En définitive, le problème de faux médicaments et particulièrement celui du tramadol doit être considéré avec le sérieux qu’il mérite en tant que vecteur de trouble d’ordre public et facteur de déséquilibre sociétal : incivisme, accidents de route , violence de tout genre , accroissement de la criminalité (le tramadol étant l’une des nombreuses drogues chéries de beaucoup de groupes terroristes)

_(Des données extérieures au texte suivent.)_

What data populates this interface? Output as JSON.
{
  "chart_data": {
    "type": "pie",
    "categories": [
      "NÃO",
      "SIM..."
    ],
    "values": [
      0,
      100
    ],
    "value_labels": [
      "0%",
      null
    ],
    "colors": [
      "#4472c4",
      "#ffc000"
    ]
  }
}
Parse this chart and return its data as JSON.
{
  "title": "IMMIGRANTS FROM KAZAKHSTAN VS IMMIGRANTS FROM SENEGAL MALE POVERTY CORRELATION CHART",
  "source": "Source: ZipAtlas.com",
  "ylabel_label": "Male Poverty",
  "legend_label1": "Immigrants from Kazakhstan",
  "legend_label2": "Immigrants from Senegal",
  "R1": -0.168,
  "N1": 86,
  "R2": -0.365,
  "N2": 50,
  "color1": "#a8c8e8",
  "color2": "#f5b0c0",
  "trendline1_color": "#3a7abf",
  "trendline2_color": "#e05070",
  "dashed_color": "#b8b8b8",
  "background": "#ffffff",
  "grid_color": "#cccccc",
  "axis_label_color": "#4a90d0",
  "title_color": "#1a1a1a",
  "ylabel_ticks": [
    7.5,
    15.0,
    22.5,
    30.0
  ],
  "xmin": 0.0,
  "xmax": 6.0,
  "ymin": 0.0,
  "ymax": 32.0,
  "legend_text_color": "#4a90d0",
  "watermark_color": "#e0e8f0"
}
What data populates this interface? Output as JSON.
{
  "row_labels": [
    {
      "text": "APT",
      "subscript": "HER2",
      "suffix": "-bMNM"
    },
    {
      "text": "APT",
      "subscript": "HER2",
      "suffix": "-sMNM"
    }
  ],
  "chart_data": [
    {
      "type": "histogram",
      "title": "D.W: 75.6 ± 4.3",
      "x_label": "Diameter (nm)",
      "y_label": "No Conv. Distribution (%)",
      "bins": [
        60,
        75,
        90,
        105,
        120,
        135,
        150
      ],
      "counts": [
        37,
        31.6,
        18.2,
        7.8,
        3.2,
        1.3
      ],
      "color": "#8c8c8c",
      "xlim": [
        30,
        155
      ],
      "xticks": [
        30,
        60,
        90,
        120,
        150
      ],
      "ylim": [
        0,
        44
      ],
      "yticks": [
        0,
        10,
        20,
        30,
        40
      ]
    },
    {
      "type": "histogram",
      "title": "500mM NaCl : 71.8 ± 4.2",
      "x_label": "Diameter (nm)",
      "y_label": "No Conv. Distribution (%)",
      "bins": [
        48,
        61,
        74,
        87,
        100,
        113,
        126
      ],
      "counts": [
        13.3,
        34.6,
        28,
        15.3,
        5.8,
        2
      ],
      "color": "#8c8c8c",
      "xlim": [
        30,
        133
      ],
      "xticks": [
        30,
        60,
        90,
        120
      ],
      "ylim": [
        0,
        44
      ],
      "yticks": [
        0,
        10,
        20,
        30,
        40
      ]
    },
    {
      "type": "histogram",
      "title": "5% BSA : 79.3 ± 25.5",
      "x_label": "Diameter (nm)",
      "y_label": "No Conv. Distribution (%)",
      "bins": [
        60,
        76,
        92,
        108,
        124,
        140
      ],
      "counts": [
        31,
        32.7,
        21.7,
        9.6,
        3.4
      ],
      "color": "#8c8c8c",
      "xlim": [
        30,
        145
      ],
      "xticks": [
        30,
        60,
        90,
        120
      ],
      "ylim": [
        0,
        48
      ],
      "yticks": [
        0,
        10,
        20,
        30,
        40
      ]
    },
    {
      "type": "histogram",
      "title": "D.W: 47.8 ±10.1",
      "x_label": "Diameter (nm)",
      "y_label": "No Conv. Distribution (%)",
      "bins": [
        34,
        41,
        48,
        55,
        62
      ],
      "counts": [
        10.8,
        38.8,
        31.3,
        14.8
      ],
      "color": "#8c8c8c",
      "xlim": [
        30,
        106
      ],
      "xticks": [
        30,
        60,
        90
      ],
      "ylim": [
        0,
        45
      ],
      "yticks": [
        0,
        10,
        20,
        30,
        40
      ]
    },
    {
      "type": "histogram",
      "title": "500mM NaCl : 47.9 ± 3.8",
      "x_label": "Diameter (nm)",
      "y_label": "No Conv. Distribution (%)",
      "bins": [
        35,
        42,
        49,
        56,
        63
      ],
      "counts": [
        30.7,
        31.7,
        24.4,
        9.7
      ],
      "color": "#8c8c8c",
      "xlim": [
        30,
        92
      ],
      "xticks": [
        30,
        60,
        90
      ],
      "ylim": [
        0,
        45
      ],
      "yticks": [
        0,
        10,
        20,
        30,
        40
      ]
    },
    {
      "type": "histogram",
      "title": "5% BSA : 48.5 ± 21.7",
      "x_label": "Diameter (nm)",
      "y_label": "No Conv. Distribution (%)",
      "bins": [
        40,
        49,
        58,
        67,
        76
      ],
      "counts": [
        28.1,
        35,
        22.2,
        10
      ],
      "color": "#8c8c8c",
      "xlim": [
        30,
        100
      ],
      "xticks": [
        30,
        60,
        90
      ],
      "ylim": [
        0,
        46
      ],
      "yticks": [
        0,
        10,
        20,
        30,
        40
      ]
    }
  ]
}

Beaucoup de pays africains l’ont d’ailleurs compris. En janvier 2020, à Lomé, sept chefs d’Etat ont décidé de passer à l’action contre les faux médicaments en durcissant la règlementation y afférente. Il s’agit du président congolais Denis Sassou-Nguessou, du sénégalais Macky Sall, du nigérien Mamadou Issoufou, di ghanéen Nana Akufo Ado, du gambien Adama Barrow, de l’Ougandais Museveni et du Togolais Faure Gnassingbe. L’absence du président malien de l’époque et même d’un représentant en dit long sur la négligence des plus hautes autorités de notre pays face à ce problème. L’Etat doit se faire violence en prenant en compte des problèmes autres que celui de la sécuritaire. Il doit s’atteler à rendre moins poreuses ses frontières, briser la chaîne de transmission clandestine des faux médicaments à l’intérieur du pays, mettre en place un système sanitaire qui permette l’accès aux produits pharmaceutiques licites pour toutes les couches de la société, faire des campagnes de sensibilisation contre le phénomène via les différentes ondes et les réseaux sociaux très suivis par la population. Si nos dirigeants  ne changent pas de fusil d’épaule en remédiant à ce problème, il peut avoir une incidence très dramatique non seulement sur la jeunesse en grande partie paumée, mais également sur la population dans son ensemble.